For a single source hitting many ports rapidly, collapse to one "port scan from X" notification and skip per-port detail. For a single source touching a single port repeatedly (brute force), keep the per-event detail but cap rate at one notification per minute.

Tailscale or WireGuard for friend-deployment

The other piece I want: drop one of these on a friend's home network, hook them into my Tailscale, and have alerts come back to me. A honeypot on a residential ISP catches very different traffic than one on a VPS — mostly hands-off scanning.

The notifier already speaks webhooks. As long as the webhook endpoint is reachable from inside the Tailscale, this is free.

Persona scope I'm not shipping in v1

  • OS fingerprinting (kernel tweaks or Honeyd-style emulation).
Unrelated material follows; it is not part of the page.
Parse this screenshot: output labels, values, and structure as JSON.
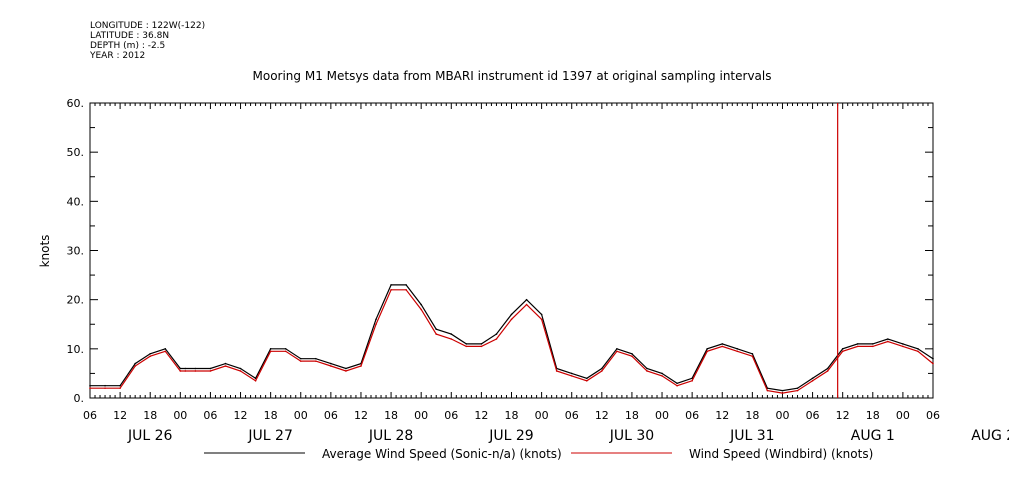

It's a real escalation in complexity and I don't have a use case for fooling nmap -O specifically. The banners are enough for the human-readable persona story.
  • A central dashboard for multi-instance management. Webhooks are enough for one or three honeypots. If I ever run a dozen, I'll revisit.

What I'd do differently if I were further in

This is still at the sketch stage — no real LOC committed yet — so the "differently" advice is about the planning, not the build. I'd write the notifier sidecar first, against a mock OpenCanary log stream, and ship that as a usable thing on its own. The notifier is the actual product value here; OpenCanary is just an event source. Anyone running Cowrie or any other honeypot would benefit from the notifier alone. That'd give me a tight feedback loop on the notification UX before I get into persona installer details.